Federal Reserve Chairman Ben Bernankes televised news conference is shown… (Richard Drew, AP )
WASHINGTON — Signaling that the recovery is still fragile, the Federal Reserve stunned financial markets and many experts by delaying a pullback in its massive stimulus program and then downgrading its outlook for economic growth.
Citing worries about the looming budget showdown in Washington and the recent boost in long-term interest rates, Fed officials said they would keep buying $85 billion worth of bonds a month in a bid to drive rates back down and give a little more support to the sluggish economy and, especially, the weak job market.
The surprise decision Wednesday sent stocks rocketing within minutes as investors welcomed the continuation of the central bank's easy-money policies.
The Dow Jones industrial average closed at a record high, and analysts said it was now likely that mortgage rates would drift back down somewhat, boosting a housing market that has lost a little steam lately. The yield on the benchmark 10-year Treasury bond, which closely tracks mortgage rates, fell sharply after the Fed's announcement.
Yet underlying the Fed's action was the sobering reality that the economy, after more than four years of recovery, has yet to show sustained vigor and remains fragile, with new threats on the horizon.
Moreover, although the immediate market reaction was one of almost euphoria, analysts fear that the Fed's willingness to buck widespread anticipation of a stimulus cut would come back to haunt the central bank and its ability to manage expectations in the future.
Chairman Ben S. Bernanke and his colleagues, particularly Vice Chair Janet L. Yellen, had worked hard to make the Fed more transparent and give clearer signals to financial markets. And many analysts and investors had come to believe from recent public statements by Fed officials that it would start dialing back the stimulus this month.
If markets feel "burned" by the decision, as one analyst put it, and starts to cast more doubt on Fed statements — or their reading of them — it could hamper the central bank's effectiveness.
"We wonder … whether the longer-lasting reaction will be increased volatility in markets as the Fed's communications become even more confused," said Paul Ashworth, an economist at Capital Economics.
Bernanke, in a news conference Wednesday after the Fed issued its policy statement and new outlook, responded to this potential problem with an almost defiant tone.

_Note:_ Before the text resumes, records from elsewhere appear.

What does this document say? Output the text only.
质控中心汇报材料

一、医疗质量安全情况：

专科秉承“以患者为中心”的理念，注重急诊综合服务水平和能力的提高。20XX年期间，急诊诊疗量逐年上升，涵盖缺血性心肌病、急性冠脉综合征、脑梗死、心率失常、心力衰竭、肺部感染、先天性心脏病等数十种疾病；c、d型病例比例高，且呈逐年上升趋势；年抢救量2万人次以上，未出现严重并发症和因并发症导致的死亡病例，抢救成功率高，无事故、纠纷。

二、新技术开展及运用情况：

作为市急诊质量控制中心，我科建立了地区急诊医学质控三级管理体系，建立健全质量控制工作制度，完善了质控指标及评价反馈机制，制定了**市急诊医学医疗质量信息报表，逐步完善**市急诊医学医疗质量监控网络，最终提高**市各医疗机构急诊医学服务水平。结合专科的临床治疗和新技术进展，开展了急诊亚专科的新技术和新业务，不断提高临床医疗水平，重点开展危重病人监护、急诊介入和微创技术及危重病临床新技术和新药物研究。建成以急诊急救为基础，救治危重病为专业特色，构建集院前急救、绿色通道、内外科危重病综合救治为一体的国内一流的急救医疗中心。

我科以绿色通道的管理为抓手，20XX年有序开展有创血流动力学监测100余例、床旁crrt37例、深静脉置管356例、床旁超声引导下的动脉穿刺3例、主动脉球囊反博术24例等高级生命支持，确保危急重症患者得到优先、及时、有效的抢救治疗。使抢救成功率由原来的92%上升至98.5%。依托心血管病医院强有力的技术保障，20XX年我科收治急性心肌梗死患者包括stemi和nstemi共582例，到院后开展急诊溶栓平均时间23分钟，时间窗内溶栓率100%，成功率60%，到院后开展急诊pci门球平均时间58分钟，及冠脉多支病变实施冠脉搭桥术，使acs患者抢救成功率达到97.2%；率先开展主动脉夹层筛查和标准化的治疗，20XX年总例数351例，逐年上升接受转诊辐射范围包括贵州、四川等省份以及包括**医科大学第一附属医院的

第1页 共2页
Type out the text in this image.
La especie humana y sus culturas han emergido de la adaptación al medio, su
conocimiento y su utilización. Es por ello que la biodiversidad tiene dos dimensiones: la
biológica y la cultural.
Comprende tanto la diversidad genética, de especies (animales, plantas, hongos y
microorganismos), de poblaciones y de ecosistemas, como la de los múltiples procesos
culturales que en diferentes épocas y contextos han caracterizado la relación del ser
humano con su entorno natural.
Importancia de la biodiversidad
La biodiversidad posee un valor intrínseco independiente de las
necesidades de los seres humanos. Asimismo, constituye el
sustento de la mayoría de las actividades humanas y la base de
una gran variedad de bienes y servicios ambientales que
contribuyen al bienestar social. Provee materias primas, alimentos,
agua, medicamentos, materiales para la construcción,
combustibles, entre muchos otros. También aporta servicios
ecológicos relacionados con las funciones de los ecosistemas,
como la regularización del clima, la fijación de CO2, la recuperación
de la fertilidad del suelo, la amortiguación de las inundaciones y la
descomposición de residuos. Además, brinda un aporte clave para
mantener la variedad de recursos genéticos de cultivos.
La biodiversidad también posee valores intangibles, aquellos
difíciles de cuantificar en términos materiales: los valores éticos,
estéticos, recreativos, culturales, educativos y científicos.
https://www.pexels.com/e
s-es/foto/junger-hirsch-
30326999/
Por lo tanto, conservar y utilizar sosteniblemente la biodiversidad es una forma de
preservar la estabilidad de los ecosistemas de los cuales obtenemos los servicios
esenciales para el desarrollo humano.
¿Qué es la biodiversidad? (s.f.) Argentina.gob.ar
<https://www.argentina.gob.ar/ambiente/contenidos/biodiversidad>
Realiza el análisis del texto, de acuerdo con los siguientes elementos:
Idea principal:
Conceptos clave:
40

"We can't let market expectations dictate our policy decisions," he said. "Our policy actions have to be determined by our best assessment of what's needed for the economy."
Bernanke, who declined to speak about his expected departure as chairman in January, said he never stated that the Fed was going to reduce the bond-buying in September.
"As I've said, asset purchases are not on a pre-set course, they are conditional on the data, they've always been conditional on the data," he pointed out.
And in the eyes of the Fed, the recent data have not been reassuring.
Despite a marked improvement in the unemployment rate over the last year, Fed policymakers agreed that they weren't confident enough yet that the economy could handle a reduction in a key stimulus program. So they decided to wait for more evidence.
The Fed, meanwhile, downgraded its forecast for economic growth to 2% to 2.3% this year from its June forecast of 2.3% to 2.6%. And next year, the Fed projects the economy will grow 2.9% to 3.1%, down from its June range of 3% to 3.5%.
The Fed has a dual mandate to control inflation and maximize employment. But it's the job market that has been the bigger focus for Bernanke and most of his colleagues.
As part of their communications strategy, Fed officials made explicit that they were unlikely to raise near-zero short-term interest rates as long as the unemployment rate was above 6.5%.
Bernanke also indicated previously that the bond-buying stimulus, which targets long-term rates, would end around the time the jobless rate drops to 7%, estimated to be mid-2014. But on Wednesday, Bernanke spoke more vaguely about the significance of this rate as a threshold for action.
"The unemployment rate is not necessarily a great measure in all circumstances of the state of the labor market overall," Bernanke said. "There is no magic number we are shooting for. We are looking for overall improvement in the labor market."
The unemployment rate has dropped to 7.3% last month from 8.1% when the stimulus program began a year ago, and Bernanke viewed most of that decline as a result of job growth, not people quitting the labor force because they were discouraged.
Nonetheless, he said the current jobless figure was still "well above acceptable levels."
In addition, the percentage of Americans in the labor force has continued to fall and real wages have not grown, he said.
Recent tightening in financial markets, such as rising mortgage rates, also was a threat to economic growth, Bernanke said.